Gerçek bir çözüm için komisyon, hasta tutukluların durumunu acilen gündemine almalıdır. Beylikdüzü Belediye Başkanımız Mehmet Murat Çalık, kendisinin kan ölçümleri yapılıyor, toplam 16 ölçüm yapılıyor. Bu 16 ölçümden 13’ü normal sınırların dışında, sadece üçü normal sınırların içinde. Ve bir adli tıp raporu düzenleniyor, sadece normal sınırların içinde olan üç ölçüm esas alınıyor diğer hastanelerdeki raporların aksine. Ve bu adli tıp roporu üzerinden, dosya üzerinden karar veren Anayasa Mahkemesi (AYM), ‘Burada maddi ve manevi varlığın bütünlüğü ihlal edilmemiştir’ sonucuna varıyor. Mehmet Murat Çalık bir tutuklu. Kendisi hakkında hala bir iddianame bile yok. Yani masumiyet karinesi Mehmet Murat Çalık için geçerlidir. Yani adli tıp raporuna bile gerek yoktur serbest kalması için. Ve hastalığın nüks etme riski vardır, bu doktor raporlarıyla da sabittir. Bu nedenle başta Mehmet Murat Çalık olmak üzere, ayrıca Antalya Büyükşehir Belediye Başkanımız günde 14 ilaç kullanan, daha önce kovid hastalığında ölümden dönmüş Muhittin Böcek olmak üzere, eski Sarıyer Belediye Başkanımız Şükrü Genç olmak üzere; tüm hasta tutukluların durumu, komisyonun gündemine derhal alınmalıdır.

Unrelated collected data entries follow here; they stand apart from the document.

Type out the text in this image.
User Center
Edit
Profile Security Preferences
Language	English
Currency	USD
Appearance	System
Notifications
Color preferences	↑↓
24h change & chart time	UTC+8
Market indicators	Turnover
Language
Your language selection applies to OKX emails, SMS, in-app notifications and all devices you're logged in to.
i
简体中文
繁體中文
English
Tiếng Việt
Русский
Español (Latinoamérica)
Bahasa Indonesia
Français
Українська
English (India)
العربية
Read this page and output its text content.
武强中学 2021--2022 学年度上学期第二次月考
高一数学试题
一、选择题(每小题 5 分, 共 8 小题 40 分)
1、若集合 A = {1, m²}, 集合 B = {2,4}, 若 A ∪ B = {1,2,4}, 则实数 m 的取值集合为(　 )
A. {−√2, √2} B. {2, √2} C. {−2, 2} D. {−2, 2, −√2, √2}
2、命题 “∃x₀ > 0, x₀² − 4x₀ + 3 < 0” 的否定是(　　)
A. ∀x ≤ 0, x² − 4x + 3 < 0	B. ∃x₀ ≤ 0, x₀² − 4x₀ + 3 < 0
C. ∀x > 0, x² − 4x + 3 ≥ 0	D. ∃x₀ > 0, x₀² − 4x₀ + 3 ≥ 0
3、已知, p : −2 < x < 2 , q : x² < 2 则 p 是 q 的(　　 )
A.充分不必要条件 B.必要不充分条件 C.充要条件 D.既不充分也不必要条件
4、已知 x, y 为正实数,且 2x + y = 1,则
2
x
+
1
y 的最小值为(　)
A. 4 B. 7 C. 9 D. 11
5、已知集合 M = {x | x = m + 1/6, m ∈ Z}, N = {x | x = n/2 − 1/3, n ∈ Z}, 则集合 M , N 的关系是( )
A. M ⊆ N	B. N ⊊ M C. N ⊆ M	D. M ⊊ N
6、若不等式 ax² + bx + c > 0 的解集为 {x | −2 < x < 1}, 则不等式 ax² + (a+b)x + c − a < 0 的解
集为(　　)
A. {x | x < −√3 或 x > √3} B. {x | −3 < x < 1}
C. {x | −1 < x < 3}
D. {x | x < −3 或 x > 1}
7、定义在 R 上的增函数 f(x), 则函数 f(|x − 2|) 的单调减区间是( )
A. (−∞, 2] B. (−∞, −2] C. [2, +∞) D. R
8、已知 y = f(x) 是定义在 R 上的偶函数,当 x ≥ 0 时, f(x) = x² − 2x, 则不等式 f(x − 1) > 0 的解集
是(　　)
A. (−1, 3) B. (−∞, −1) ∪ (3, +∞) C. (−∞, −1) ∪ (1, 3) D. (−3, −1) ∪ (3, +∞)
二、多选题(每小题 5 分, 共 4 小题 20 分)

“BU KOMİSYON KAYYUMLAR KONUSUNDA KARAR VEREBİLİR”
Belediyelerden kayyumlar geri çekilmelidir. Belediyeye, üniversiteye, parti il binasına kayyum atayan bir zihniyet, aslında halkın iradesine kayyum atamıştır. Kayyumların geri çekilmesi aslında İçişleri Bakanı'nın bir tek imzasıyla mümkündür. Ancak bir daha OHAL döneminden kalan hiçbir uygulamanın kalıcı olarak hukuk sistemimizde var olmamasını savunduğumuz gibi, kayyumu düzenleyen yasa maddesinin geri çekilmesi için 11 siyasi parti olarak bir kanun teklifi vermiştik. Ve bu kanun teklifi halen TBMM’nin gündeme alınmadı. Bu komisyon kayyumlar konusunda karar verebilir ve kayyumların geri çekilmesi, bir daha hiçbir belediyeye kayyum atanmaması aynı OHAL döneminin öncesinde olduğu gibi, eğer belediye başkanı hakkında bir soruşturma, bir tutuklama, bir yargılama varsa o zaman belediye meclisi içinden seçim yapılmasına yönelik düzenlemeye geri dönülmesi çok kolaydır ve mümkündür. Komisyonun derhal bu konuyu gündeme alması gerekir.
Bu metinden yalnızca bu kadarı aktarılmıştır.